E’ singolare che stiano iniziando a farlo solo ora, utilizzando unicamente la parola sicurezza, ma anche logico: si fossero lamentati del fatto che, da un anno all’altro, avrebbero dovuto fare il doppio delle gare, con lo stesso stipendio, gli avrebbero dato tutti dei fortunati milionari.

Ora, invece, di fronte al raddoppio degli incidenti, stanno iniziando ad alzare la testa, lamentandosi con la Dorna. Pubblicamente lo stanno facendo da poco, ma in modo sotterraneo hanno iniziato da un po’ a lavorare. Ed hanno ragione: se statisticamente c’erano ‘X’ incidenti durante la stagione, con il raddoppio delle partenze era inevitabile che raddoppiassero. E’ semplice matematica.

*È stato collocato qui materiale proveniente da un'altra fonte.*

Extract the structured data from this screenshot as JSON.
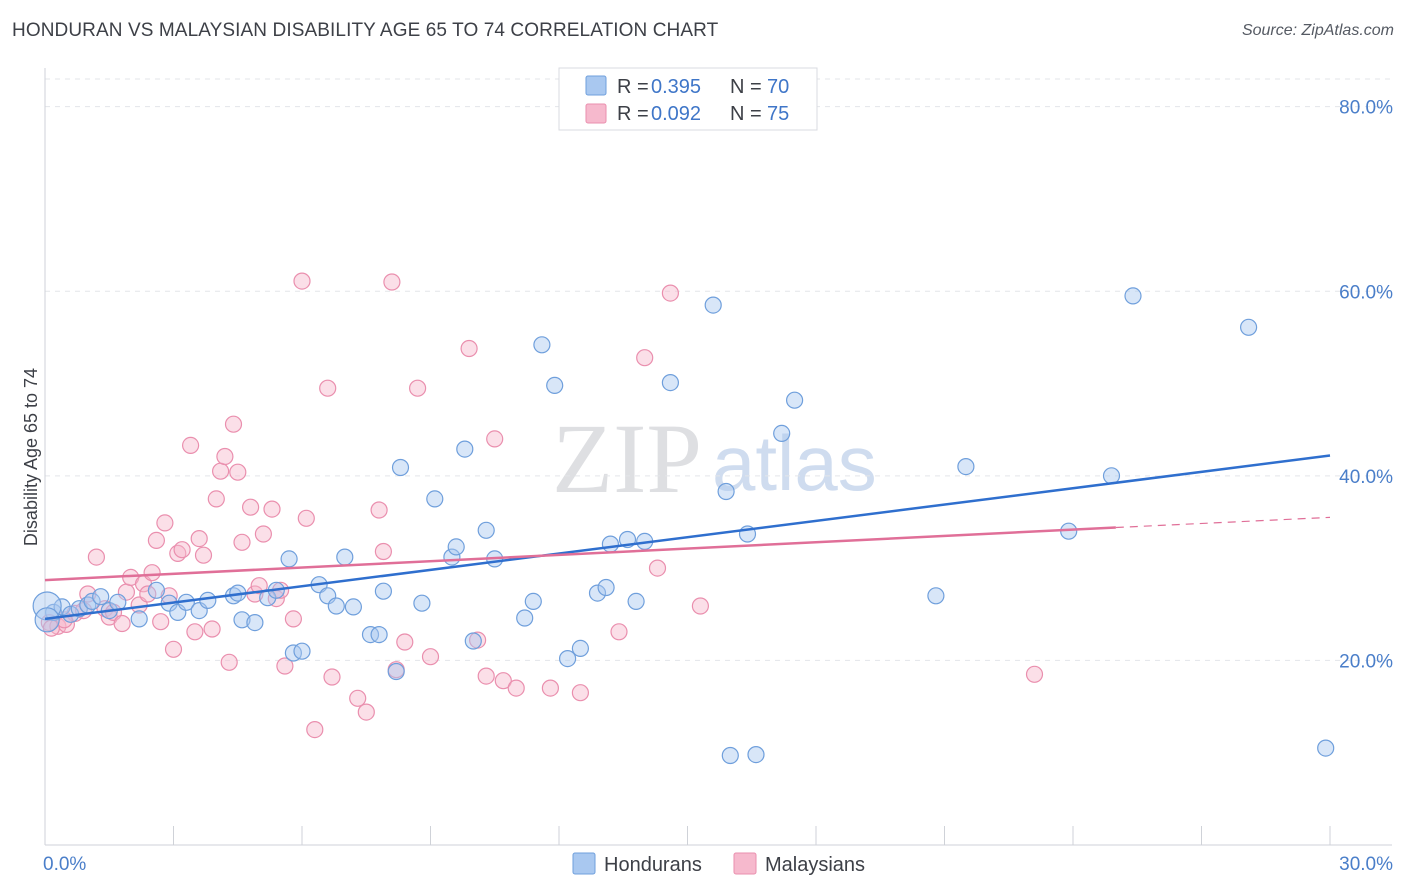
{
  "header": {
    "title": "HONDURAN VS MALAYSIAN DISABILITY AGE 65 TO 74 CORRELATION CHART",
    "source": "Source: ZipAtlas.com"
  },
  "watermark": {
    "zip": "ZIP",
    "atlas": "atlas"
  },
  "legend_top": {
    "rows": [
      {
        "r_label": "R = ",
        "r_value": "0.395",
        "n_label": "N = ",
        "n_value": "70"
      },
      {
        "r_label": "R = ",
        "r_value": "0.092",
        "n_label": "N = ",
        "n_value": "75"
      }
    ]
  },
  "legend_bottom": {
    "items": [
      "Hondurans",
      "Malaysians"
    ]
  },
  "colors": {
    "blue_fill": "#a9c8f0",
    "blue_stroke": "#6f9fdc",
    "blue_line": "#2f6fce",
    "pink_fill": "#f6b9cd",
    "pink_stroke": "#ea8fae",
    "pink_line": "#e06f98",
    "grid": "#e3e5e9",
    "axis_label": "#4a7ec9"
  },
  "chart_data": {
    "type": "scatter",
    "title": "HONDURAN VS MALAYSIAN DISABILITY AGE 65 TO 74 CORRELATION CHART",
    "xlabel": "",
    "ylabel": "Disability Age 65 to 74",
    "xlim": [
      0,
      30
    ],
    "ylim": [
      0,
      83
    ],
    "x_tick_labels": [
      "0.0%",
      "30.0%"
    ],
    "y_ticks": [
      20,
      40,
      60,
      80
    ],
    "y_tick_labels": [
      "20.0%",
      "40.0%",
      "60.0%",
      "80.0%"
    ],
    "legend_position": "top-center",
    "series": [
      {
        "name": "Hondurans",
        "R": 0.395,
        "N": 70,
        "trend": {
          "x": [
            0,
            30
          ],
          "y": [
            24.5,
            42.2
          ],
          "dashed_to": null
        },
        "points": [
          [
            0.2,
            25.2
          ],
          [
            0.4,
            25.8
          ],
          [
            0.6,
            25.0
          ],
          [
            0.8,
            25.6
          ],
          [
            1.0,
            26.0
          ],
          [
            1.1,
            26.4
          ],
          [
            1.3,
            26.9
          ],
          [
            1.5,
            25.4
          ],
          [
            1.7,
            26.3
          ],
          [
            2.2,
            24.5
          ],
          [
            2.6,
            27.6
          ],
          [
            2.9,
            26.2
          ],
          [
            3.1,
            25.2
          ],
          [
            3.3,
            26.3
          ],
          [
            3.6,
            25.4
          ],
          [
            3.8,
            26.5
          ],
          [
            4.4,
            27.0
          ],
          [
            4.5,
            27.3
          ],
          [
            4.6,
            24.4
          ],
          [
            4.9,
            24.1
          ],
          [
            5.2,
            26.8
          ],
          [
            5.4,
            27.6
          ],
          [
            5.7,
            31.0
          ],
          [
            5.8,
            20.8
          ],
          [
            6.0,
            21.0
          ],
          [
            6.4,
            28.2
          ],
          [
            6.6,
            27.0
          ],
          [
            6.8,
            25.9
          ],
          [
            7.0,
            31.2
          ],
          [
            7.2,
            25.8
          ],
          [
            7.6,
            22.8
          ],
          [
            7.8,
            22.8
          ],
          [
            7.9,
            27.5
          ],
          [
            8.2,
            18.8
          ],
          [
            8.3,
            40.9
          ],
          [
            8.8,
            26.2
          ],
          [
            9.1,
            37.5
          ],
          [
            9.5,
            31.2
          ],
          [
            9.6,
            32.3
          ],
          [
            9.8,
            42.9
          ],
          [
            10.0,
            22.1
          ],
          [
            10.3,
            34.1
          ],
          [
            10.5,
            31.0
          ],
          [
            11.2,
            24.6
          ],
          [
            11.4,
            26.4
          ],
          [
            11.6,
            54.2
          ],
          [
            11.9,
            49.8
          ],
          [
            12.2,
            20.2
          ],
          [
            12.5,
            21.3
          ],
          [
            12.9,
            27.3
          ],
          [
            13.1,
            27.9
          ],
          [
            13.2,
            32.6
          ],
          [
            13.6,
            33.1
          ],
          [
            13.8,
            26.4
          ],
          [
            14.0,
            32.9
          ],
          [
            14.6,
            50.1
          ],
          [
            15.6,
            58.5
          ],
          [
            15.9,
            38.3
          ],
          [
            16.0,
            9.7
          ],
          [
            16.4,
            33.7
          ],
          [
            16.6,
            9.8
          ],
          [
            17.2,
            44.6
          ],
          [
            17.5,
            48.2
          ],
          [
            20.8,
            27.0
          ],
          [
            21.5,
            41.0
          ],
          [
            23.9,
            34.0
          ],
          [
            24.9,
            40.0
          ],
          [
            25.4,
            59.5
          ],
          [
            28.1,
            56.1
          ],
          [
            29.9,
            10.5
          ]
        ]
      },
      {
        "name": "Malaysians",
        "R": 0.092,
        "N": 75,
        "trend": {
          "x": [
            0,
            25.0
          ],
          "y": [
            28.7,
            34.4
          ],
          "dashed_to": [
            30,
            35.5
          ]
        },
        "points": [
          [
            0.1,
            24.1
          ],
          [
            0.3,
            23.7
          ],
          [
            0.5,
            23.9
          ],
          [
            0.7,
            25.1
          ],
          [
            0.9,
            25.4
          ],
          [
            1.0,
            27.2
          ],
          [
            1.2,
            31.2
          ],
          [
            1.4,
            25.6
          ],
          [
            1.5,
            24.7
          ],
          [
            1.6,
            25.2
          ],
          [
            1.8,
            24.0
          ],
          [
            1.9,
            27.4
          ],
          [
            2.0,
            29.0
          ],
          [
            2.2,
            26.0
          ],
          [
            2.3,
            28.3
          ],
          [
            2.4,
            27.2
          ],
          [
            2.5,
            29.5
          ],
          [
            2.6,
            33.0
          ],
          [
            2.7,
            24.2
          ],
          [
            2.8,
            34.9
          ],
          [
            2.9,
            27.0
          ],
          [
            3.0,
            21.2
          ],
          [
            3.1,
            31.6
          ],
          [
            3.2,
            32.0
          ],
          [
            3.4,
            43.3
          ],
          [
            3.5,
            23.1
          ],
          [
            3.6,
            33.2
          ],
          [
            3.7,
            31.4
          ],
          [
            3.9,
            23.4
          ],
          [
            4.0,
            37.5
          ],
          [
            4.1,
            40.5
          ],
          [
            4.2,
            42.1
          ],
          [
            4.3,
            19.8
          ],
          [
            4.4,
            45.6
          ],
          [
            4.5,
            40.4
          ],
          [
            4.6,
            32.8
          ],
          [
            4.8,
            36.6
          ],
          [
            4.9,
            27.2
          ],
          [
            5.0,
            28.1
          ],
          [
            5.1,
            33.7
          ],
          [
            5.3,
            36.4
          ],
          [
            5.4,
            26.7
          ],
          [
            5.5,
            27.6
          ],
          [
            5.6,
            19.4
          ],
          [
            5.8,
            24.5
          ],
          [
            6.0,
            61.1
          ],
          [
            6.1,
            35.4
          ],
          [
            6.3,
            12.5
          ],
          [
            6.6,
            49.5
          ],
          [
            6.7,
            18.2
          ],
          [
            7.3,
            15.9
          ],
          [
            7.5,
            14.4
          ],
          [
            7.8,
            36.3
          ],
          [
            7.9,
            31.8
          ],
          [
            8.1,
            61.0
          ],
          [
            8.2,
            19.0
          ],
          [
            8.4,
            22.0
          ],
          [
            8.7,
            49.5
          ],
          [
            9.0,
            20.4
          ],
          [
            9.9,
            53.8
          ],
          [
            10.1,
            22.2
          ],
          [
            10.3,
            18.3
          ],
          [
            10.5,
            44.0
          ],
          [
            10.7,
            17.8
          ],
          [
            11.0,
            17.0
          ],
          [
            11.8,
            17.0
          ],
          [
            12.5,
            16.5
          ],
          [
            13.4,
            23.1
          ],
          [
            14.0,
            52.8
          ],
          [
            14.3,
            30.0
          ],
          [
            14.6,
            59.8
          ],
          [
            15.3,
            25.9
          ],
          [
            23.1,
            18.5
          ],
          [
            0.15,
            23.5
          ],
          [
            0.45,
            24.4
          ]
        ]
      }
    ]
  }
}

E in Dorna se ne sono accorti. L’idea di un maggior numero di wild card, ma anche delle ‘panchine lunghe’ è nata anche per questo, perché il regolamento attuale permette di non sostituire immediatamente il pilota infortunato nel Gran Premio successivo.

Ma poi cosa significa questo: il motociclismo non è il calcio, la panchina non esiste, parliamo di uno sport individuale. Cosa sarebbe cambiato per Enea Bastianini se la Ducati avesse avuto un sostituto fisso in tutti i Gran Premi in cui è mancato? Ve lo diciamo noi: niente.

Vedendo le cose sotto questo punto di vista ha perfettamente senso la richiesta di Aleix Espargaró di avere un periodo di break nel campionato di cinque settimane, per riprendersi anche fisicamente. Peccato che la logica dello sport-show, oggi, non permetta questi lunghi periodi senza Gran Premi. Si tende ad occupare tutto lo spazio possibile.

Del resto perché si è raddoppiato il numero delle gare? Ma è ovvio, perché le TV, i cui accessi erano diminuiti, hanno chiesto maggiore show. Sarebbe stato meglio pensare ad una ulteriore valorizzazione della lotta per la pole position, da sempre momento clou degli sport motoristici tanto da essere entrata come frase nell’accezione comune per indicare una prestazione straordinaria. Invece la si è praticamente annullata. Perché parlare di chi ha fatto la pole quando c’è già un vincitore di una gara? Lapalissiano, no?

E ritorniamo al discorso del carico di rottura. E’ uno scompenso fra ciò che è possibile sopportare, e cosa effettivamente è sopportabile da un materiale o da un gruppo di persone.

Attenzione: qui stiamo parlando dei piloti, ma il discorso coinvolge ovviamente anche tutti gli addetti ai lavori, meccanici per primi. O pensate che siano stati maggiormente compensati - ammesso che la compensazione risolva il problema - per un impegno diventato massimale?

Una piccola postilla conclusiva: nemmeno la F1 ha osato tanto, ed il rischio che corrono i piloti di farsi male seriamente è molto minore, e tante sono le risorse in più per l’intera struttura organizzativa.

Ci sono grandi cambiamenti all’orizzonte per il motociclismo, a partire da un nuovo regolamento tecnico che necessariamente dovrà vedere la luce entro la fine dell’anno, valido per il 2027. Una revisione, visto il recente calendario 2024 pubblicato nei giorni scorsi, del numero di GARE EFFETTIVAMENTE da correre, è sicuramente auspicabile.

Se invece non cambierà nulla ciò mi farà pensare, da vero boomer, che i piloti di oggi, tranne rare eccezioni che però devono manifestarsi, non allacciano nemmeno le scarpe ai loro colleghi del passato. E che tutti quei titoli mondiali schierati in una partenza della MotoGP, valgono veramente poco.